Hensch used these mice, and their young-acting adult brains, to further explore how the animals developed musical preferences. Both types of mice could learn to like music in adulthood, just as other mice did when exposed at a young age. And out of the three pieces of music used in the study, the mice preferred the one they'd been taught over the other two.

But it had to be music, not just sounds. Although the mice learned to like Beethoven or Jobim, they could not be taught to appreciate the sound of one note repeated over and over. "It was fascinating to see that music would shape mouse behavior, whereas pure tones would not," Hensch says. "This suggested something special about music was capturing the animal's interest."

Of course, mice don't usually grow up hearing human music. But Hensch says his group is also researching "song-like" ultrasonic noises that mice might hear from each other. "Importantly, the same critical period seems to hold there as well," he says.

In one final twist to the story, the researchers saw that mice who'd been taught to tolerate music spent more time scurrying across the center of the experimental arena, between the two shelters. This happens to be a classic measurement of anxiety: mice who are more anxious will avoid the dangerous, exposed area. Mice who liked music acted less anxious than others during the experiment, suggesting that the music they heard in the shelter was calming.

"This has obvious relevance to music therapy," Hensch says, for both humans and animals. It also provides new clues about the windows of opportunity that exist in our own brains. Events during small spaces of our childhood may determine what we like, what we find familiar, and what tunes will never, ever leave our heads.

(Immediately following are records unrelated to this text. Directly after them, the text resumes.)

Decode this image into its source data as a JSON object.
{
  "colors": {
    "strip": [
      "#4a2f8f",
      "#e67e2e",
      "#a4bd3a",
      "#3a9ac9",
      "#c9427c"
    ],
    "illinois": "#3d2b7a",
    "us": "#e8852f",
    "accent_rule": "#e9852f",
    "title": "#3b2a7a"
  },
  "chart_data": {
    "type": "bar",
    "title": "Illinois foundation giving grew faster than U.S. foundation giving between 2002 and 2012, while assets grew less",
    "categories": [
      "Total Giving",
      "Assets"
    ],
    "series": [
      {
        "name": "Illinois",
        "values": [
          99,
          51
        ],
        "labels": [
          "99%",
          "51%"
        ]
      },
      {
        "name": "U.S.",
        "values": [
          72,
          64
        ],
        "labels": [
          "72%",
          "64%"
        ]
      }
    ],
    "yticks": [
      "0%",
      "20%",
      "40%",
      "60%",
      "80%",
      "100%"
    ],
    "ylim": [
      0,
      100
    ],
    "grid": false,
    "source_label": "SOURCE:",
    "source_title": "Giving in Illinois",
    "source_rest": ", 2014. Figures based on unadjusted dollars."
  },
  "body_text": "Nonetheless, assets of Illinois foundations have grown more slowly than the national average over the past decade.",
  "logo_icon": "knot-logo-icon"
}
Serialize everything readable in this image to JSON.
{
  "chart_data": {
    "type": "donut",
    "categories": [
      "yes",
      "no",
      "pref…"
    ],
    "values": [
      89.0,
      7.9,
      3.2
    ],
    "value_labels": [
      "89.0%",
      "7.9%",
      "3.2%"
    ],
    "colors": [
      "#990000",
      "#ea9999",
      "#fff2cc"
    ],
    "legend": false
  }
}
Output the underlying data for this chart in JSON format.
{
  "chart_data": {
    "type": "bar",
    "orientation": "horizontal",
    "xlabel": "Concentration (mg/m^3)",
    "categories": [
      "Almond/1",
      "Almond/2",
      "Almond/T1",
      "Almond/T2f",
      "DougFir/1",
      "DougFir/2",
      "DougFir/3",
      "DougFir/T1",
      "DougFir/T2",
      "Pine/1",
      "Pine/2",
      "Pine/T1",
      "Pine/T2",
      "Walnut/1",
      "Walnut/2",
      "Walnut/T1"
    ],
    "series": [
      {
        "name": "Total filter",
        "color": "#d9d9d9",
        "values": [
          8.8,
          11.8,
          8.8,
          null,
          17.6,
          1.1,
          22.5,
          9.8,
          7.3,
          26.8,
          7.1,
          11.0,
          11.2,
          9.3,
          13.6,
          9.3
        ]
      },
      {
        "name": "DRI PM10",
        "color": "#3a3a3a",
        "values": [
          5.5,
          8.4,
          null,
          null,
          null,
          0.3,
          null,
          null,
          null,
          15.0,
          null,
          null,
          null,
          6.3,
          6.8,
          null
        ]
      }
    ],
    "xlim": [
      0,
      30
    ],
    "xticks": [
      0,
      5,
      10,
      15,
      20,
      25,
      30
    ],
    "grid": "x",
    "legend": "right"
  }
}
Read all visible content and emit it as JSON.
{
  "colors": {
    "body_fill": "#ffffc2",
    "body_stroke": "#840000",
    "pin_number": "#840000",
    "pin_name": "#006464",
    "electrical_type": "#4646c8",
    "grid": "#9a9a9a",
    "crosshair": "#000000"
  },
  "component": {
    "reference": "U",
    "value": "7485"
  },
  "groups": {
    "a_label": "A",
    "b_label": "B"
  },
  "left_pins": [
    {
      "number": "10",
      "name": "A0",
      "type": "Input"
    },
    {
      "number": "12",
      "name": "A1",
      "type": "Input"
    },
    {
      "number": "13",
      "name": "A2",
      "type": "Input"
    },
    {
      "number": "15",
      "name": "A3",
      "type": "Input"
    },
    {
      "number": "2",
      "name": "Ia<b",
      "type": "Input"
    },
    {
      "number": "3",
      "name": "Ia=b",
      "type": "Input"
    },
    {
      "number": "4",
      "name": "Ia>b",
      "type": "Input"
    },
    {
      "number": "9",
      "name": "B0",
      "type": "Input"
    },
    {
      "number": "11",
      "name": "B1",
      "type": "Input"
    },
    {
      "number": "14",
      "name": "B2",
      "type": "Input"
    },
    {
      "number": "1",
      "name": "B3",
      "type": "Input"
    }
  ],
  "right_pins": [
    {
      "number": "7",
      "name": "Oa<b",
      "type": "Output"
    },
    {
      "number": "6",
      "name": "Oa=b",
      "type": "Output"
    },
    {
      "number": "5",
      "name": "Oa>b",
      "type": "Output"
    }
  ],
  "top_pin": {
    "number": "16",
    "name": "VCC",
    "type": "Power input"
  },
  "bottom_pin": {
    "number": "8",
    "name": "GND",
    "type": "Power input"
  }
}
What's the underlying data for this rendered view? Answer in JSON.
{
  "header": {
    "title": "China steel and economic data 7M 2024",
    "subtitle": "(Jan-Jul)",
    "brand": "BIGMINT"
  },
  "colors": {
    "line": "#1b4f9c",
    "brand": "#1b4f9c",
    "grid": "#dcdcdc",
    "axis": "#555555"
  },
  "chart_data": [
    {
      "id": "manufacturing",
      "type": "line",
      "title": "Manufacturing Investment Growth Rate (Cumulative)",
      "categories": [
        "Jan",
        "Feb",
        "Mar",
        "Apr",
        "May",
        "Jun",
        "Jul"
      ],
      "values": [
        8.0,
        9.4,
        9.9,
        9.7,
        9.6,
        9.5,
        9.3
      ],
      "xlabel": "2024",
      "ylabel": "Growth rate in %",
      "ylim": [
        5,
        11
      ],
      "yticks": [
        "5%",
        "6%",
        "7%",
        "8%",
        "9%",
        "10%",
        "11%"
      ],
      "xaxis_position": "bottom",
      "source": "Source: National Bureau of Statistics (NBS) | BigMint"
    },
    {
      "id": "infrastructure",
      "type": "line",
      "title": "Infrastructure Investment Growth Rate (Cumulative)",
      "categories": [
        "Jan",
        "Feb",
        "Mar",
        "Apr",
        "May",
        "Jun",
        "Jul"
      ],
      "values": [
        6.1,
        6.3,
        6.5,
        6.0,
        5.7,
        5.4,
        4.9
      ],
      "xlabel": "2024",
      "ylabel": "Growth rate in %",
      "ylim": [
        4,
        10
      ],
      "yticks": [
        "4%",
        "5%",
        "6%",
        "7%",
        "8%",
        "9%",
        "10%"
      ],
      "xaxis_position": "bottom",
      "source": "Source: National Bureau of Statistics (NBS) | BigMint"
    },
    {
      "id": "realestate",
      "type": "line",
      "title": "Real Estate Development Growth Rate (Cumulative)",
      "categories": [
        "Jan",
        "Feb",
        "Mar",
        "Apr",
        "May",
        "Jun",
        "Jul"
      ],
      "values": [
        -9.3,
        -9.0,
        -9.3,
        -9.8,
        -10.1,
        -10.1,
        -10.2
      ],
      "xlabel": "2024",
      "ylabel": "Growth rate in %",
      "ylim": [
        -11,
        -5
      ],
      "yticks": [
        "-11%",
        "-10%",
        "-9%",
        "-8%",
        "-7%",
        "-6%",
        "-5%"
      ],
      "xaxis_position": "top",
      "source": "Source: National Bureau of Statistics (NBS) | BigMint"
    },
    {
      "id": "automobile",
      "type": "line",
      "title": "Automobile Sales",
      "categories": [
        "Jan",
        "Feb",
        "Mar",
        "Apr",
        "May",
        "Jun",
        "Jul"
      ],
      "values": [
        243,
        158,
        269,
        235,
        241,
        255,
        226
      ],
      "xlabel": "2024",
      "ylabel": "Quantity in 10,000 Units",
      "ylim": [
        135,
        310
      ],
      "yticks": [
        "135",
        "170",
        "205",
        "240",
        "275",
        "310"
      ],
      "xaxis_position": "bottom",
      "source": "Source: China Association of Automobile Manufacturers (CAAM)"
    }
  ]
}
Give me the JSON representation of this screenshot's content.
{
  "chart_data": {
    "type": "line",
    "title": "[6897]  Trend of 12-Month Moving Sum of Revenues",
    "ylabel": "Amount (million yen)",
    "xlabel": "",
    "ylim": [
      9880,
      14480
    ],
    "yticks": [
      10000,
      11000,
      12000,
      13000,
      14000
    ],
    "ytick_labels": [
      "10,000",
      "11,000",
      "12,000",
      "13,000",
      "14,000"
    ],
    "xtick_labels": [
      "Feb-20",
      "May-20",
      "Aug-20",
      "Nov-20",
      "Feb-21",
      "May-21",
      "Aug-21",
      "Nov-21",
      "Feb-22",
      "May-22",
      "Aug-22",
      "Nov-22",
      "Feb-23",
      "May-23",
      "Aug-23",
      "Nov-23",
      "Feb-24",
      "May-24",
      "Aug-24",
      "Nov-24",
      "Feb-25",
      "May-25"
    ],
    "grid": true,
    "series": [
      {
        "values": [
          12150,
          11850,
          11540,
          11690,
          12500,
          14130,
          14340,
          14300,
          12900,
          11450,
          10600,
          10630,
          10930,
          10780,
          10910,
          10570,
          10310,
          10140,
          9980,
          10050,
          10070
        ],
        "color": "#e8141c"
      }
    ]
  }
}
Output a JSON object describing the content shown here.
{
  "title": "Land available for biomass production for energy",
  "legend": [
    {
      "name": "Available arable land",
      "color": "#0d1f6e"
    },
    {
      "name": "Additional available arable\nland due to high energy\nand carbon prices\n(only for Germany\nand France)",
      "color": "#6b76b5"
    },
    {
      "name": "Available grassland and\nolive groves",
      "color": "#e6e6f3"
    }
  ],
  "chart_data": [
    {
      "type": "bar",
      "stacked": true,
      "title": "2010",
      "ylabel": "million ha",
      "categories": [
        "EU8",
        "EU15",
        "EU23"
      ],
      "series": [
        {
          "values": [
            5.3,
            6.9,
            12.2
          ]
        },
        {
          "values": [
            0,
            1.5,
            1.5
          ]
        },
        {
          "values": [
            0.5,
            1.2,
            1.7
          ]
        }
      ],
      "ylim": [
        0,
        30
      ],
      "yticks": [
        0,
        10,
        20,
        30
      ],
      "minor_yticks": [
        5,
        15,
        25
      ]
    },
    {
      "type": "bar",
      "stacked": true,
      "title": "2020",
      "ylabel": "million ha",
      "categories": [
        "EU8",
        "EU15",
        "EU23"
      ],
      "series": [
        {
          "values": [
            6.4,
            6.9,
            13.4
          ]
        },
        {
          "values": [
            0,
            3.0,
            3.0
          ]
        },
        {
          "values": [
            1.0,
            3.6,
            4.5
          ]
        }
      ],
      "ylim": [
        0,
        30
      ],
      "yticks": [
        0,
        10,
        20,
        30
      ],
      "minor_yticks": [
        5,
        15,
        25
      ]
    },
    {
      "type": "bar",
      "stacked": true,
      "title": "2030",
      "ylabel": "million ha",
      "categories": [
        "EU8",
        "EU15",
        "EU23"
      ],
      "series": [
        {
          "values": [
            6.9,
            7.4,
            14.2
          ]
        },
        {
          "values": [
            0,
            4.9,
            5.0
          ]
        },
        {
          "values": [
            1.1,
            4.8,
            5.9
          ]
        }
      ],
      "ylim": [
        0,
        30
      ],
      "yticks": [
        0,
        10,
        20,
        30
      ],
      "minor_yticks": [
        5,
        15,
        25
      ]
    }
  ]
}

Eun-Jin Yang, Eric W. Lin, & Takao K. Hensch (2012). Critical period for acoustic preference in mice. PNAS : 10.1073/pnas.1200705109

Image: Roger McLassus (Wikimedia Commons)

1 comment:

  1. It is very interesting that the mice in this experiment reacted more to the sound of the music itself, as opposed to specific pure tones. This is interesting because normally mice would be more likely to react to a specific tone, not the music as a whole. The only difference is that the situation I am referring to generally involves some sort of reward (or punishment for that matter). What I find interesting about this study is that it's not about an association between reward and behavior or punishment and behavior: it's overall goal is to see whether or not rats "like" music. My issue with this post is that the evidence does not seem sufficient enough to claim that rats actually "like" music. Although I have no doubt that some rats may enjoy music, the concept is relative. My grandma has owned rats ever since I was a child, but along with rats she owned 2 parakeets. When she would go out, she would leave music on for the parakeets to listen to because they loved music. Her rats happened to be in their cage in the same room as the parakeets. My grandma had never noticed any distress before with her rats when music was on, but she admits that she didn't pay much attention to whether they were distressed or not. At this time, the momma rat was in her cage with her newborn babies. One day, my grandma went out for most of the day with no music on, and came home to her healthy rats. The next day she went out and decided to leave moderately low-volume music on for the parrots, and she came home to find that the mother rat had killed all of her babies. After this incident, my grandma was scared to not only leave music on, but she was worried any sort of continuous sound would cause this behavior to happen again. So my grandma made sure the radio was off and that the television was left off. Even though it wasn't the sound of the television that caused the mother to be distressed and kill her babies, the thought of the background television noise scared her. This is called stimulus generalization, which states that stimuli that are similar (the sound from the television) to the original stimulus (the music from the radio) also elicit the conditioned response (killing of her babies), even though this incident has never been paired with the sound of television.